The second-season sire who has pulled his socks up in recent weeks

From The Racing Post's Good Morning Bloodstock: how Ribchester has made a flying start to the new turf season

If you were to have written end-of-term reports for the freshman class of 2021, the most appropriate comment for Ribchester might have been that reliable euphemism beloved by teachers through the ages: could do better.

In fairness to him, he had to contend with some real school swots last year. Cotai Glory supplied 35 winners in Europe at a clip of 40 per cent, while Ardad, Caravaggio and Galileo Gold each delivered a Group 1 scorer. Time Test and Zarak, meanwhile, recorded outstanding strike-rates of 9.1 and 5.7 per cent black-type winners to runners.

Then there were those other members of the cohort who were later maturing themselves, or in possession of stouter pedigrees, and whose first two-year-old runners showed more obvious promise for their Classic season: the likes of Almanzor and Ulysses, for example.

Ribchester, conversely a Group 2 winner at two by the precocious influence Iffraaj, sired 15 juvenile winners from 58 runners in Europe at a clip of 26 per cent – the 21st best figure for a freshman with ten runners or more last year.
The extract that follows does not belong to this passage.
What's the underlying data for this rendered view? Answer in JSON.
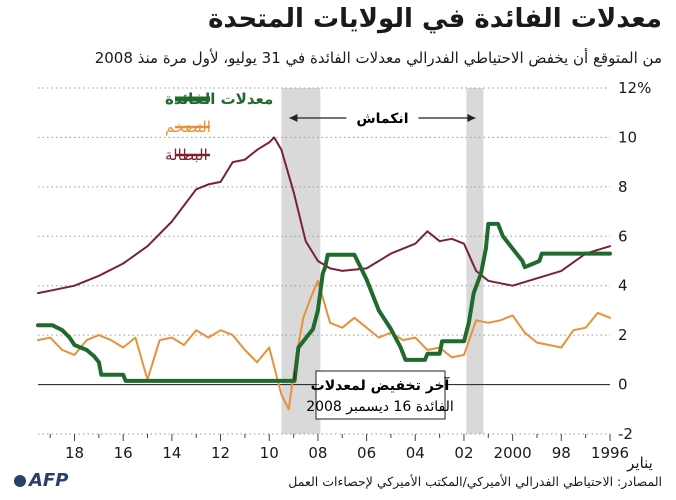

His only Black Type winner, the Listed scorer Flaming Rib, was also his only Black Type place-getter, and his 19 per cent ratio of runners with RPRs of 80 or higher in Britain last year put him 11th among his peers with at least 15 representatives on the track.

The upshot was that the average price paid for Ribchester’s yearlings in Europe dropped from 63,254gns for his first crop in 2020 to 48,139gns for his second crop last year, and his foal average fell from 19,220gns for his second crop to 11,259gns for his third crop in the same space of time.

As a consequence, his covering fee at Kildangan Stud was clipped to €12,500 this year from €17,500 in 2021, apparently to entice more breeders to roll the dice with him.

Clearly, then, Ribchester has a lot of work to do to get closer to the top of the class. But here’s the good news (finally, I hear his supporters crying): he has pulled his socks up and straightened his tie, and is doing a fair impression of a model pupil by siring some exciting winners in recent days.

His first crop has yielded two wide-margin winners in mainland Europe already this month. Emperor Of Love scored by seven and a half lengths at Milan on Saturday for Alduino Botti, while Facteur Cheval took a warm-looking maiden at Saint-Cloud by five lengths on Wednesday for Jerome Reynier.

Incidentally, County Down-based Cecil and Martin McCracken, who bred Group 1 winners Best Solution and El Bodegon from their 10,500gns Tattersalls February Sale purchase Al Andalyya, might just have unearthed another bargain broodmare from that auction in Facteur Cheval’s dam Jawlaat.

Facteur Cheval is the second foal they have bred from the mare, an unraced Shamardal half-sister to three-time Group 3 winner Tantheem from the family of Group 1 laureates Eshaada, Santiago and Tamayuz. She was bought from the Shadwell draft for just 18,000gns in 2016.

Jawlaat must have the knack of throwing attractive stock, as Facteur Cheval was sold as a foal for 145,000gns and his year-younger half-sister by Kodiac made 45,000gns at the same age before being resold to BSW/Crow Bloodstock for 180,000gns as a yearling last autumn.

Emperor Of Love and Facteur Cheval take the total number of winners from Ribchester's first northern hemisphere crop to 23.

An even more significant boost to Ribchester’s profile came on Monday when Michaela’s Boy, the very first runner from his second crop, showed a pleasingly professional attitude to win first time out at Windsor.

Richard Hughes, who trains the £28,000 Goffs UK Premier Yearling Sale purchase, reported after the race that he might now head to the Lily Agnes Stakes at Chester’s May meeting.

Michaela’s Boy was bred by Jimmy Murphy’s Redpender Stud out of Joyce Compton, a winning Tamayuz sister to Japanese Grade 3 scorer Meiner Eternel and half-sister to the dam of recent Al Quoz Sprint runner-up Happy Romance – another product of the Redpender winner factory.

Ribchester needed to improve on his grades in his sophomore season, and full credit to him for having done so in the early weeks of the new term. Whether he eventually graduates with distinction as a capable, commercially popular stallion remains to be seen, though.

And, yes, I deserve a blackboard rubber hurled at my head for torturing that scholastic metaphor for so long.